While there is little doubt Intel will stay in the optimum efficiency range of the schmoo plot for mobile, they have demonstrated that if enormous power is required for desktop to be competitive they will do it. So I don't take much stock in the theory that for the desktop they will limit Big or Little core speed for power reasons, especially at the top of the stack where competition with AMD is paramount.
It seems to me that the elephant in the room here is for a given application do all threads need the same amount of compute? I don't know. The easiest way to design to to assume they do and throw as many powerful cores at the application as you can. ie Threadripper
A more elegant solution might be to have two "bucket's" of cores. Big and Little and assign them based on the compute needs of various threads for the ongoing process. Of course this can be tailored to a specific application but can it work across the board? As I wrote above I found a neat little app called "processthreadsview" that allows you to see the threads created by a specific application, the rate of context switching and the user/kernel time for each thread.

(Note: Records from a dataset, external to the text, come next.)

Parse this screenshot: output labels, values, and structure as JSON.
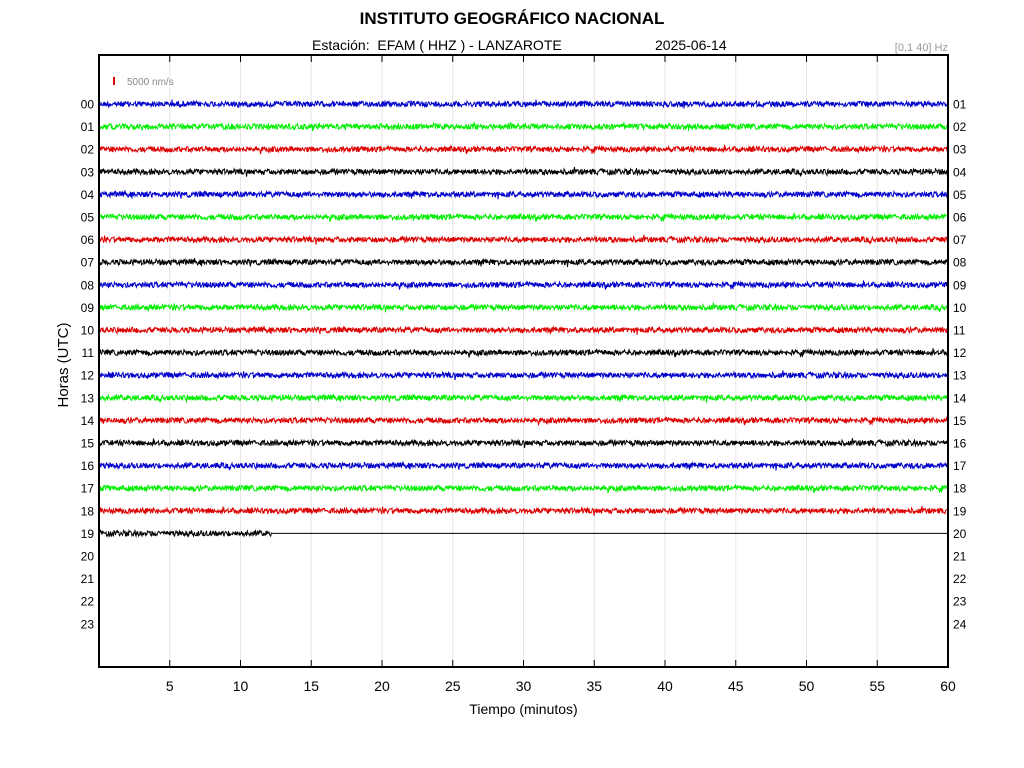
{
  "header": {
    "title": "INSTITUTO GEOGRÁFICO NACIONAL",
    "station": "Estación:  EFAM ( HHZ ) - LANZAROTE",
    "date": "2025-06-14",
    "filter": "[0.1 40] Hz"
  },
  "chart_data": {
    "type": "line",
    "title": "INSTITUTO GEOGRÁFICO NACIONAL",
    "xlabel": "Tiempo (minutos)",
    "ylabel": "Horas (UTC)",
    "xlim": [
      0,
      60
    ],
    "xticks": [
      5,
      10,
      15,
      20,
      25,
      30,
      35,
      40,
      45,
      50,
      55,
      60
    ],
    "grid": true,
    "left_labels": [
      "00",
      "01",
      "02",
      "03",
      "04",
      "05",
      "06",
      "07",
      "08",
      "09",
      "10",
      "11",
      "12",
      "13",
      "14",
      "15",
      "16",
      "17",
      "18",
      "19",
      "20",
      "21",
      "22",
      "23"
    ],
    "right_labels": [
      "01",
      "02",
      "03",
      "04",
      "05",
      "06",
      "07",
      "08",
      "09",
      "10",
      "11",
      "12",
      "13",
      "14",
      "15",
      "16",
      "17",
      "18",
      "19",
      "20",
      "21",
      "22",
      "23",
      "24"
    ],
    "scale_label": "5000 nm/s",
    "scale_color": "#e00000",
    "trace_colors": [
      "#0000cc",
      "#00ee00",
      "#dd0000",
      "#000000"
    ],
    "series": [
      {
        "hour": "00",
        "end_minute": 60
      },
      {
        "hour": "01",
        "end_minute": 60
      },
      {
        "hour": "02",
        "end_minute": 60
      },
      {
        "hour": "03",
        "end_minute": 60
      },
      {
        "hour": "04",
        "end_minute": 60
      },
      {
        "hour": "05",
        "end_minute": 60
      },
      {
        "hour": "06",
        "end_minute": 60
      },
      {
        "hour": "07",
        "end_minute": 60
      },
      {
        "hour": "08",
        "end_minute": 60
      },
      {
        "hour": "09",
        "end_minute": 60
      },
      {
        "hour": "10",
        "end_minute": 60
      },
      {
        "hour": "11",
        "end_minute": 60
      },
      {
        "hour": "12",
        "end_minute": 60
      },
      {
        "hour": "13",
        "end_minute": 60
      },
      {
        "hour": "14",
        "end_minute": 60
      },
      {
        "hour": "15",
        "end_minute": 60
      },
      {
        "hour": "16",
        "end_minute": 60
      },
      {
        "hour": "17",
        "end_minute": 60
      },
      {
        "hour": "18",
        "end_minute": 60
      },
      {
        "hour": "19",
        "end_minute": 12.2
      }
    ]
  }
}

I have only started to check it out but it seems that the rate of context switching could be meaningful. As we know, everytime the context is switched for a thread there is inefficiency as one thread is flushed from the CPU and another one started. The less context switching the better.
Here's a screenshot of Handbrake running the benchmark from this forum. Lots of threads are spawned and the first 12 are doing quite a bit of context switching. This is from my 4770k. It would be interesting to see what this looks like with 8/16 core, 12/24 cores, and 16/32 cores. Seems like 7 or 8 threads are getting hammered pretty good by the context switching rate, which I believe is switches/second. So those "main" threads are being cut away from to service other threads frequently.
Here is a screen shot of Presonus Studio One playing back a relatively lightly loaded multitrack song. Here we have 7 threads with high context switching and 8 or so other threads which seem to be lightly loaded and being serviced during the context switches from the main threads.
Honestly I don't know what the heck this all really means but it seems it could be that these applications could do well with 8 dedicated Big cores and a bunch of Little cores to service the less heavily loaded threads. Or it could mean nothing because the context switching performance hit is negligible.
One more interesting observation is that the user time for Studio One is focused on 8 threads. For Handbrake it's 7 threads, plus one less loaded one. Is this because my 4770k has 8 logical processors or is this because these apps were coded with 4/8 core processors in mind? If someone ran the Handbrake test on an 8 core rig we'd at least know that right?
But I thought it was interesting enough to post.